The Wabash College Information Technology Services department was awarded a National Science Foundation (NSF) grant to upgrade campus cyberinfrastructure.
The two-year NSF project, totaling more than $347,000, boosts the campus network infrastructure and improves network performance for very large file transfers (gigabytes to terabytes). The improvements will open new research and scholarship opportunities for our students, and will enable the College to build on its research successes.
The improvements focus on three areas. First, by supporting increased demand by researchers accessing resources and sharing data both across campus and off campus.

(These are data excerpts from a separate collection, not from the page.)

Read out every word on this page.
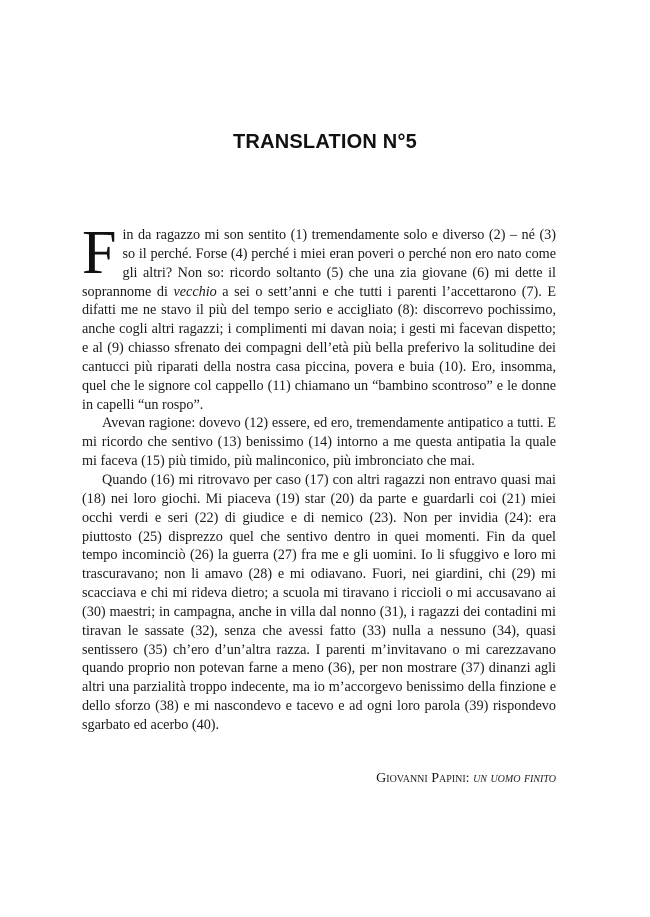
TRANSLATION N°5

Fin da ragazzo mi son sentito (1) tremendamente solo e diverso (2) – né (3) so il perché. Forse (4) perché i miei eran poveri o perché non ero nato come gli altri? Non so: ricordo soltanto (5) che una zia giovane (6) mi dette il soprannome di vecchio a sei o sett’anni e che tutti i parenti l’accettarono (7). E difatti me ne stavo il più del tempo serio e accigliato (8): discorrevo pochissimo, anche cogli altri ragazzi; i complimenti mi davan noia; i gesti mi facevan dispetto; e al (9) chiasso sfrenato dei compagni dell’età più bella preferivo la solitudine dei cantucci più riparati della nostra casa piccina, povera e buia (10). Ero, insomma, quel che le signore col cappello (11) chiamano un “bambino scontroso” e le donne in capelli “un rospo”.

Avevan ragione: dovevo (12) essere, ed ero, tremendamente antipatico a tutti. E mi ricordo che sentivo (13) benissimo (14) intorno a me questa antipatia la quale mi faceva (15) più timido, più malinconico, più imbronciato che mai.

Quando (16) mi ritrovavo per caso (17) con altri ragazzi non entravo quasi mai (18) nei loro giochi. Mi piaceva (19) star (20) da parte e guardarli coi (21) miei occhi verdi e seri (22) di giudice e di nemico (23). Non per invidia (24): era piuttosto (25) disprezzo quel che sentivo dentro in quei momenti. Fin da quel tempo incominciò (26) la guerra (27) fra me e gli uomini. Io li sfuggivo e loro mi trascuravano; non li amavo (28) e mi odiavano. Fuori, nei giardini, chi (29) mi scacciava e chi mi rideva dietro; a scuola mi tiravano i riccioli o mi accusavano ai (30) maestri; in campagna, anche in villa dal nonno (31), i ragazzi dei contadini mi tiravan le sassate (32), senza che avessi fatto (33) nulla a nessuno (34), quasi sentissero (35) ch’ero d’un’altra razza. I parenti m’invitavano o mi carezzavano quando proprio non potevan farne a meno (36), per non mostrare (37) dinanzi agli altri una parzialità troppo indecente, ma io m’accorgevo benissimo della finzione e dello sforzo (38) e mi nascondevo e tacevo e ad ogni loro parola (39) rispondevo sgarbato ed acerbo (40).

Giovanni Papini: un uomo finito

Second, it increases Wabash's connection to Internet2 and other national research networks by a power of 10 (from 1Gbps to 10Gbps) via Indiana's regional network provider, I-Light. Third, it increases connection speeds from the network core to the campus science buildings to 10Gbps and provides redundant network paths to those buildings.

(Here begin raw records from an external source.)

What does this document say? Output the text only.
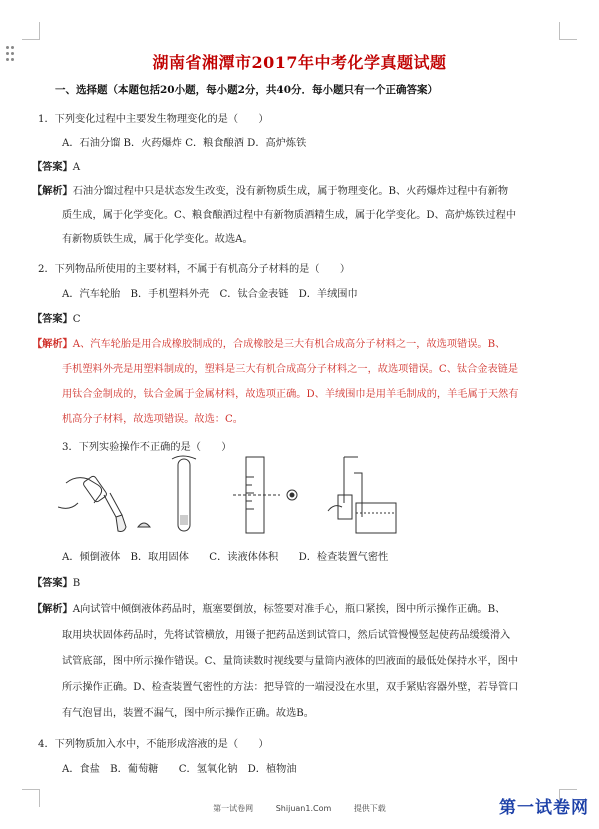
湖南省湘潭市2017年中考化学真题试题
一、选择题（本题包括20小题，每小题2分，共40分．每小题只有一个正确答案）
1．下列变化过程中主要发生物理变化的是（　　）
A．石油分馏 B．火药爆炸 C．粮食酿酒 D．高炉炼铁
【答案】A
【解析】石油分馏过程中只是状态发生改变，没有新物质生成，属于物理变化。B、火药爆炸过程中有新物
质生成，属于化学变化。C、粮食酿酒过程中有新物质酒精生成，属于化学变化。D、高炉炼铁过程中
有新物质铁生成，属于化学变化。故选A。
2．下列物品所使用的主要材料，不属于有机高分子材料的是（　　）
A．汽车轮胎　B．手机塑料外壳　C．钛合金表链　D．羊绒围巾
【答案】C
【解析】A、汽车轮胎是用合成橡胶制成的，合成橡胶是三大有机合成高分子材料之一，故选项错误。B、
手机塑料外壳是用塑料制成的，塑料是三大有机合成高分子材料之一，故选项错误。C、钛合金表链是
用钛合金制成的，钛合金属于金属材料，故选项正确。D、羊绒围巾是用羊毛制成的，羊毛属于天然有
机高分子材料，故选项错误。故选：C。
3．下列实验操作不正确的是（　　）
A．倾倒液体　B．取用固体　　C．读液体体积　　D．检查装置气密性
【答案】B
【解析】A向试管中倾倒液体药品时，瓶塞要倒放，标签要对准手心，瓶口紧挨，图中所示操作正确。B、
取用块状固体药品时，先将试管横放，用镊子把药品送到试管口，然后试管慢慢竖起使药品缓缓滑入
试管底部，图中所示操作错误。C、量筒读数时视线要与量筒内液体的凹液面的最低处保持水平，图中
所示操作正确。D、检查装置气密性的方法：把导管的一端浸没在水里，双手紧贴容器外壁，若导管口
有气泡冒出，装置不漏气，图中所示操作正确。故选B。
4．下列物质加入水中，不能形成溶液的是（　　）
A．食盐　B．葡萄糖　　C．氢氧化钠　D．植物油
第一试卷网	Shijuan1.Com	提供下载	第一试卷网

“From a networking standpoint, this puts us on par with major research institutions, and provides opportunities for collaboration,” said Brad Weaver, director of information technology services. “Not only will this save time, but it allows our professors to do more experimental runs than might otherwise happen, to work with larger data sets, and to get more students involved in the research process. With this level of gain, it fundamentally changes what we can do.”
Once the upgrades are completed, the transfer speeds would be nearly 100 times faster than they are now. A 1.5 terabyte file transfer would go from the current 42.4 hours to 37 minutes.

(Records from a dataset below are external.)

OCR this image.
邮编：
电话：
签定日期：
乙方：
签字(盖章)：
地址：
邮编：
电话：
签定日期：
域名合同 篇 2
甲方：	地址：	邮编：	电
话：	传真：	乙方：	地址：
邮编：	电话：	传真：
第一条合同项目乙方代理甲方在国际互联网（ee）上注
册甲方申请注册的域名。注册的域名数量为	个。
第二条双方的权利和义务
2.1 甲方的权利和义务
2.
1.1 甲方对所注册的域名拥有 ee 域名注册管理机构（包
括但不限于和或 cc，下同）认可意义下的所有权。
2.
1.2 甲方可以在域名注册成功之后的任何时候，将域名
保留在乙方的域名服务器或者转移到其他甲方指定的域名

These network improvements address immediate research needs for projects in chemistry, biochemistry, physics, biology, psychology, and mathematics, and also benefit researchers in all STEM disciplines at the College. The improvements will also facilitate faculty and student research at the National Superconducting Cyclotron Laboratory (NSCL), and with the Midwest Undergraduate Computational Chemistry Consortium (MU3C).
“Wabash offers our students a strong undergraduate research program in the physical sciences,” said Weaver. “Just as quality undergraduate research experiences require experienced faculty and well-equipped laboratories, research today demands network infrastructure that supports distributed data flows, large file transfer, and real-time instrument access, whether across campus or around the globe.”
I-Light and the Global Research Network Operations Center (Global NOC) at Indiana University will provide technical and consulting services as part of the grant.
Work is ongoing and expected to be completed by the Summer of 2016.